FOLHA - Acredita, então, que há
uma má interpretação do Alcorão
por parte de líderes radicais?
HIRSI ALI - Não, ele é violento
em seu cerne e antiocidental. O
Alcorão foi criado no século 8.
Àquela época, o próprio Ocidente era violento, retrógrado e
ignorante. Quando nos referimos hoje ao Ocidente, pensamos em democracias livres e liberais, mas este é um Ocidente
diferente daquele que os muçulmanos conheceram no século 8. Os líderes radicais muçulmanos não estão interpretando erroneamente o Alcorão.
Não é esse o problema.
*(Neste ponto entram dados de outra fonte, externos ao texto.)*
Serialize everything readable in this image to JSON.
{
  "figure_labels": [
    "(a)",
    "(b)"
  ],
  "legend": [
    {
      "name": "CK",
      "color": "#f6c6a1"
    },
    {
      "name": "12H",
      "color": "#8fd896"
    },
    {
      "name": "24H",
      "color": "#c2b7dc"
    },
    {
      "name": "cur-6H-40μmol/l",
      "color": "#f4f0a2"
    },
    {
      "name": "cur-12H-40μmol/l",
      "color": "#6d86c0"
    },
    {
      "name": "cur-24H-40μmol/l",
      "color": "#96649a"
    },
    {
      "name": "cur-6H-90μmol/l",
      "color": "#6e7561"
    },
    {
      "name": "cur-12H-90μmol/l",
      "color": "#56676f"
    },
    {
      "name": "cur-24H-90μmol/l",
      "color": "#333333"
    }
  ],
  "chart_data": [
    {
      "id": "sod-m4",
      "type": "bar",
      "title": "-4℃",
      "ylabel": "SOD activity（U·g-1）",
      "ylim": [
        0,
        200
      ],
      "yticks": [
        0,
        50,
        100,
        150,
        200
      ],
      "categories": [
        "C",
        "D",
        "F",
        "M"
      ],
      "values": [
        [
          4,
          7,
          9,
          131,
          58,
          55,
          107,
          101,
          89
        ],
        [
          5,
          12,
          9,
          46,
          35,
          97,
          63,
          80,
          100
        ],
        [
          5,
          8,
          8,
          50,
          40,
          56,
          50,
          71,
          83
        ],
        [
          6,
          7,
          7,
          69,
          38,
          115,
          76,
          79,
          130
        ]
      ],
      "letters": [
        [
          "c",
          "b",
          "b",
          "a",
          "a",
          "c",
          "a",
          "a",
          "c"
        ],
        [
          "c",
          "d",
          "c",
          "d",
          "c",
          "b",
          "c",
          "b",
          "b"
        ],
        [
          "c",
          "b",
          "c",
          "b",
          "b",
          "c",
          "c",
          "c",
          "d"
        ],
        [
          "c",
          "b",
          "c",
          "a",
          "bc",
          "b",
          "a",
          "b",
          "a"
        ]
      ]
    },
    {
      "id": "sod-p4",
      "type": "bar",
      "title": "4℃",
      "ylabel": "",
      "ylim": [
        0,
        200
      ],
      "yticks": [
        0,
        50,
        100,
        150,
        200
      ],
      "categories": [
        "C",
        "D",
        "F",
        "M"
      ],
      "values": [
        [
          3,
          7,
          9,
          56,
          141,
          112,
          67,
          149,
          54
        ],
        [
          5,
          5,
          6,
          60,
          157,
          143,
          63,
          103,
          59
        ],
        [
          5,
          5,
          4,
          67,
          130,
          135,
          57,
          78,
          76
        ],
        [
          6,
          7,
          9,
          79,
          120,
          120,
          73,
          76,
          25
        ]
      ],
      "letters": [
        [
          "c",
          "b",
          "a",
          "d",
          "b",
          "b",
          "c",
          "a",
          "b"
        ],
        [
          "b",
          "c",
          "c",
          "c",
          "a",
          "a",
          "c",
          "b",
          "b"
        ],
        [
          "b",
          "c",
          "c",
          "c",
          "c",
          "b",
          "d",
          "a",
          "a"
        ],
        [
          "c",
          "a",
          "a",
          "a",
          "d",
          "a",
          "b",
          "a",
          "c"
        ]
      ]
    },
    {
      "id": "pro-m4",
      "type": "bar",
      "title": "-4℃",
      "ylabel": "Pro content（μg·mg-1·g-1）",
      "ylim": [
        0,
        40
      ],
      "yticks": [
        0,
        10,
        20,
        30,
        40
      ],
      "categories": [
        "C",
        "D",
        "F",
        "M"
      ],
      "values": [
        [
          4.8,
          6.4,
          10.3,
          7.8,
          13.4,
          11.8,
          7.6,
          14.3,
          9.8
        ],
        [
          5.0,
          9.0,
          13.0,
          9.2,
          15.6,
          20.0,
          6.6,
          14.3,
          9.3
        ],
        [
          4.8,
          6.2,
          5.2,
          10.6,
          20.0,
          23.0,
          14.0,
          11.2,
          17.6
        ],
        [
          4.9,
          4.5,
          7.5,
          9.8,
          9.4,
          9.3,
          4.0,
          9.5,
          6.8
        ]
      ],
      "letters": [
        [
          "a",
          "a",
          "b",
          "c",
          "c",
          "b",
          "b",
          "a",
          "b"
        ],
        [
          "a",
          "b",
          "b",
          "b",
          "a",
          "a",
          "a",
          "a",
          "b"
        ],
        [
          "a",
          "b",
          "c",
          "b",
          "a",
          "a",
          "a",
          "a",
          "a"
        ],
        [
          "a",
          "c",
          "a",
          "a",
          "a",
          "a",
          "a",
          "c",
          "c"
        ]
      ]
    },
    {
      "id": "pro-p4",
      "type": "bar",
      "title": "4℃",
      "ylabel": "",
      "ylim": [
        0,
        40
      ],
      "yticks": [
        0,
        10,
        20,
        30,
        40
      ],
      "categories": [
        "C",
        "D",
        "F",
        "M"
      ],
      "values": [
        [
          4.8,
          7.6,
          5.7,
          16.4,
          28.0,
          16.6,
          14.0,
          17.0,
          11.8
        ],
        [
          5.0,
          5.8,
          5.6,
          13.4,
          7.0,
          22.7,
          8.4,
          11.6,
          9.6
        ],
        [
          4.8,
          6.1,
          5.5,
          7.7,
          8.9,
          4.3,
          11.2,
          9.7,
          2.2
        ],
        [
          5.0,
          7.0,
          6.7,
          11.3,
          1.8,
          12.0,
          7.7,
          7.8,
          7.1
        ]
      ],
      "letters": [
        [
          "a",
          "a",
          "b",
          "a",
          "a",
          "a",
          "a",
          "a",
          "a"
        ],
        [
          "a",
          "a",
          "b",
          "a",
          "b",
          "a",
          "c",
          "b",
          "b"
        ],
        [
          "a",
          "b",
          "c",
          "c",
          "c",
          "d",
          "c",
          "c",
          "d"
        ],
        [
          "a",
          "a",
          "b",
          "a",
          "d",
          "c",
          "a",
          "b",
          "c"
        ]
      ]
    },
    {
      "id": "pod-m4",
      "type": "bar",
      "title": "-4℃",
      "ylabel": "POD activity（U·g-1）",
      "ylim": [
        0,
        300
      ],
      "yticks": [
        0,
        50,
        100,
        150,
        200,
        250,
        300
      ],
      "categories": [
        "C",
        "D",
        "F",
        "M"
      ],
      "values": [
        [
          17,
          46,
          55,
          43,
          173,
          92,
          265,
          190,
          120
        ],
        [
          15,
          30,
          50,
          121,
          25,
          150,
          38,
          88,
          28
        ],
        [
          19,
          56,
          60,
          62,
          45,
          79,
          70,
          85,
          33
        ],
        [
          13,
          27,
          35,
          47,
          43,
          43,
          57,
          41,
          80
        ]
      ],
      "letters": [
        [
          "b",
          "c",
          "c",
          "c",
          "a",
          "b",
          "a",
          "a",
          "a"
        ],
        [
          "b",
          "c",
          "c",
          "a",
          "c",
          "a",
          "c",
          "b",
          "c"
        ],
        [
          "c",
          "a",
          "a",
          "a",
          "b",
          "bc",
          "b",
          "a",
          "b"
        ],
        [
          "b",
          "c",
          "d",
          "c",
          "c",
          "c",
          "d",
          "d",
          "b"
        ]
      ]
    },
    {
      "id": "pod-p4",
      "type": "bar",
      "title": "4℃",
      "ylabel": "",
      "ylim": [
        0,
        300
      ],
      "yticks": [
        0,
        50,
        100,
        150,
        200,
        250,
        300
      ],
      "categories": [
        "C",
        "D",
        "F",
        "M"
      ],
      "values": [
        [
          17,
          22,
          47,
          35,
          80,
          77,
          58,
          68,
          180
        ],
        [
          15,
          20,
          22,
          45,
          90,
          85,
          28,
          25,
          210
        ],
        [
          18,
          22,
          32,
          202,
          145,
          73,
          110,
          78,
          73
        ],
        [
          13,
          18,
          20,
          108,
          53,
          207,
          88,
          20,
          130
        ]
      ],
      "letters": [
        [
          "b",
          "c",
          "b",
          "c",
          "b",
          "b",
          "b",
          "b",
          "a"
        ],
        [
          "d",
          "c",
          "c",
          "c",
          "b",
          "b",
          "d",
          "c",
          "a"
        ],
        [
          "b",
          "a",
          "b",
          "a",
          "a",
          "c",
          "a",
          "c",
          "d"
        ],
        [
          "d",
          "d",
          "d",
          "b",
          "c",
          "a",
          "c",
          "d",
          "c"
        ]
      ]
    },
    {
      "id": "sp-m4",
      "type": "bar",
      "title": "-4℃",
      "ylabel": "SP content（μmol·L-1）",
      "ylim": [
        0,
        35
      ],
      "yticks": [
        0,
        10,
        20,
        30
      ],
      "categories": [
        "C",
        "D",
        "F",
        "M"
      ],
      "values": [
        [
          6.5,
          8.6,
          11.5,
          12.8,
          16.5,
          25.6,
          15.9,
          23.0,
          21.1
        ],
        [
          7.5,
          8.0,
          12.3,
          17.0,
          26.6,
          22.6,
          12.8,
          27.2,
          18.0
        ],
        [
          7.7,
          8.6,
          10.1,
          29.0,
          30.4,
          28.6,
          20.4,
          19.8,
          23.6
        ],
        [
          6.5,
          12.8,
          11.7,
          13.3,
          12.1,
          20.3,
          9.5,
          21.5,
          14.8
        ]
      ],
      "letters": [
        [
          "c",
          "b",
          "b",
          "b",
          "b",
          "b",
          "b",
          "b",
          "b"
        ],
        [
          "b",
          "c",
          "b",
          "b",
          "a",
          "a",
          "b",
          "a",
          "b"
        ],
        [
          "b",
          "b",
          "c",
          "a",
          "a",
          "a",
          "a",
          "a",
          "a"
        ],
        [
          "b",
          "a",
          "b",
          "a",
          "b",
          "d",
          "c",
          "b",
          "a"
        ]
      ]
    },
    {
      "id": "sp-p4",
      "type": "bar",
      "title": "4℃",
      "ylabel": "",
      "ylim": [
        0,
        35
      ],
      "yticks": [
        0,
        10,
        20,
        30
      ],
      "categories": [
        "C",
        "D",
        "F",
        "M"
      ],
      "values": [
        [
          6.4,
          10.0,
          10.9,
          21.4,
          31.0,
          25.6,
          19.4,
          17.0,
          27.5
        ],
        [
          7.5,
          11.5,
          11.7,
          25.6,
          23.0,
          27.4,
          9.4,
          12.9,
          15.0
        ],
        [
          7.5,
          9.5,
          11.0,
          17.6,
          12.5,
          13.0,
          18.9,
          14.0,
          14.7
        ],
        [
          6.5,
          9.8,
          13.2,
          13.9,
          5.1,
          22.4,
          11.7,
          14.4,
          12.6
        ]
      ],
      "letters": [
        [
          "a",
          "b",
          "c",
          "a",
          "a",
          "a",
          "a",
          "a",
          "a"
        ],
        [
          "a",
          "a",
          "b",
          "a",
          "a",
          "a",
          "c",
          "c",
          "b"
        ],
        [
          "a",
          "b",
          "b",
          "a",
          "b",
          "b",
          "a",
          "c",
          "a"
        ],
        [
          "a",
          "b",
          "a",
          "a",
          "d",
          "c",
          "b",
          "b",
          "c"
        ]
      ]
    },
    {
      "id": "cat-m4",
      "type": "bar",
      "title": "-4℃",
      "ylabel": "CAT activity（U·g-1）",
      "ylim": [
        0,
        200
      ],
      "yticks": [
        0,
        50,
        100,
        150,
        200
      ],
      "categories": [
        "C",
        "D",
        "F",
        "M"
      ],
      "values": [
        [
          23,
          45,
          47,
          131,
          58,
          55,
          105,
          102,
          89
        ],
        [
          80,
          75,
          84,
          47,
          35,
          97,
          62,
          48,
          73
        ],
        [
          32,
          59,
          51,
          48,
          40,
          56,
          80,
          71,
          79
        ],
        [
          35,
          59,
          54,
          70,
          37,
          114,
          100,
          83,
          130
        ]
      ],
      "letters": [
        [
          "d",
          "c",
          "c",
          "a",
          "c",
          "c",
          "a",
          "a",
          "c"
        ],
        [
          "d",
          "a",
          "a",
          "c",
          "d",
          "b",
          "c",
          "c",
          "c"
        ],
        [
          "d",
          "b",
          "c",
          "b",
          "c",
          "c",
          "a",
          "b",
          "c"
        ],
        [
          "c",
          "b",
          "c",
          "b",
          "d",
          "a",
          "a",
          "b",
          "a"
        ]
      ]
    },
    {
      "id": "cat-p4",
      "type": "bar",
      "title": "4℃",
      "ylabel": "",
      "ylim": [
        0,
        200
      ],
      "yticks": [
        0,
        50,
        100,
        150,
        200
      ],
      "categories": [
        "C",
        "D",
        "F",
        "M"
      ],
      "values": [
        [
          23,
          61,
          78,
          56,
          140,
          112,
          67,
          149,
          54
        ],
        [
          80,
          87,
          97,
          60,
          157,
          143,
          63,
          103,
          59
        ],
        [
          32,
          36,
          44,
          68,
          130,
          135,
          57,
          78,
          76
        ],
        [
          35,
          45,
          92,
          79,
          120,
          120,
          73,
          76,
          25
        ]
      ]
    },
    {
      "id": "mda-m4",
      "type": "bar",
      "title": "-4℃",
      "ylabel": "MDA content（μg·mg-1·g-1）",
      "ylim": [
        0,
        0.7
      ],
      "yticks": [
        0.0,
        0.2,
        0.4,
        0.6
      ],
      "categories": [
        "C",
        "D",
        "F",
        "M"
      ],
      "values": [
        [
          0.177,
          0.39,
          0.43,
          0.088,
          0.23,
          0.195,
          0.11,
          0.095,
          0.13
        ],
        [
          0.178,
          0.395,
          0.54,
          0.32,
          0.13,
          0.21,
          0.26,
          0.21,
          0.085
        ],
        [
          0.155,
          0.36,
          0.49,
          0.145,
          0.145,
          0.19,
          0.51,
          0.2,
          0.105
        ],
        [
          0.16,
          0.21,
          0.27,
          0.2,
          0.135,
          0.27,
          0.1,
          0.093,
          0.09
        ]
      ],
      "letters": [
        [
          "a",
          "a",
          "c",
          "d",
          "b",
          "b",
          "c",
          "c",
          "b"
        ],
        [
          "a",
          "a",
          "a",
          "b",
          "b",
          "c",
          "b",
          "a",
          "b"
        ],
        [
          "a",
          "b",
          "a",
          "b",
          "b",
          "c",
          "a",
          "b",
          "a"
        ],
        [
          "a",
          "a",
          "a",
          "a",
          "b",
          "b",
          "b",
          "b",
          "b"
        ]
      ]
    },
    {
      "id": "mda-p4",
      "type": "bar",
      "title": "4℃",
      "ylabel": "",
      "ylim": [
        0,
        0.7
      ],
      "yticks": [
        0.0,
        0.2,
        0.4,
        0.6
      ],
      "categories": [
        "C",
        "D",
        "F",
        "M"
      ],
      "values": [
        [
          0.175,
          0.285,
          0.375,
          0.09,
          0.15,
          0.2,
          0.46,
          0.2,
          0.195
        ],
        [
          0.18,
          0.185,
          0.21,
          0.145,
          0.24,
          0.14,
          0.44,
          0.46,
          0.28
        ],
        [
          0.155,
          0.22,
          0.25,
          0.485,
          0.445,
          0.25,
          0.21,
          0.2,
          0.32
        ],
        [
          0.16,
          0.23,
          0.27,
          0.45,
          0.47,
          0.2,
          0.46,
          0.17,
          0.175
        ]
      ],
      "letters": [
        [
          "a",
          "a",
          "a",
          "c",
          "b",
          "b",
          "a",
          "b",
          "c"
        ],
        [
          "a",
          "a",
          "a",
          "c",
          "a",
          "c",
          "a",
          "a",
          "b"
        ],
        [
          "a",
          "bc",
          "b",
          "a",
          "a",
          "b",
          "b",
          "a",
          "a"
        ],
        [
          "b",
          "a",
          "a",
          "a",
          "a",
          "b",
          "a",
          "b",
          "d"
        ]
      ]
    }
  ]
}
O problema é que eles querem nos levar de volta ao século 8. Qualquer um pode ler as leis islâmicas referentes às mulheres, aos
judeus, infiéis e descrentes. Podemos ler o que deve ser feito
àqueles que abandonam a fé,
cometem adultério. A violência
está lá, bem explícita. Toda essa
questão da interpretação tem
origem nos muçulmanos que
querem ser bons muçulmanos,
que querem acreditar e ter fé e
não querem ver sua religião
inspirando violência. É esse
grupo que diz que o Alcorão é
mal interpretado. Mas isso não
é verdade.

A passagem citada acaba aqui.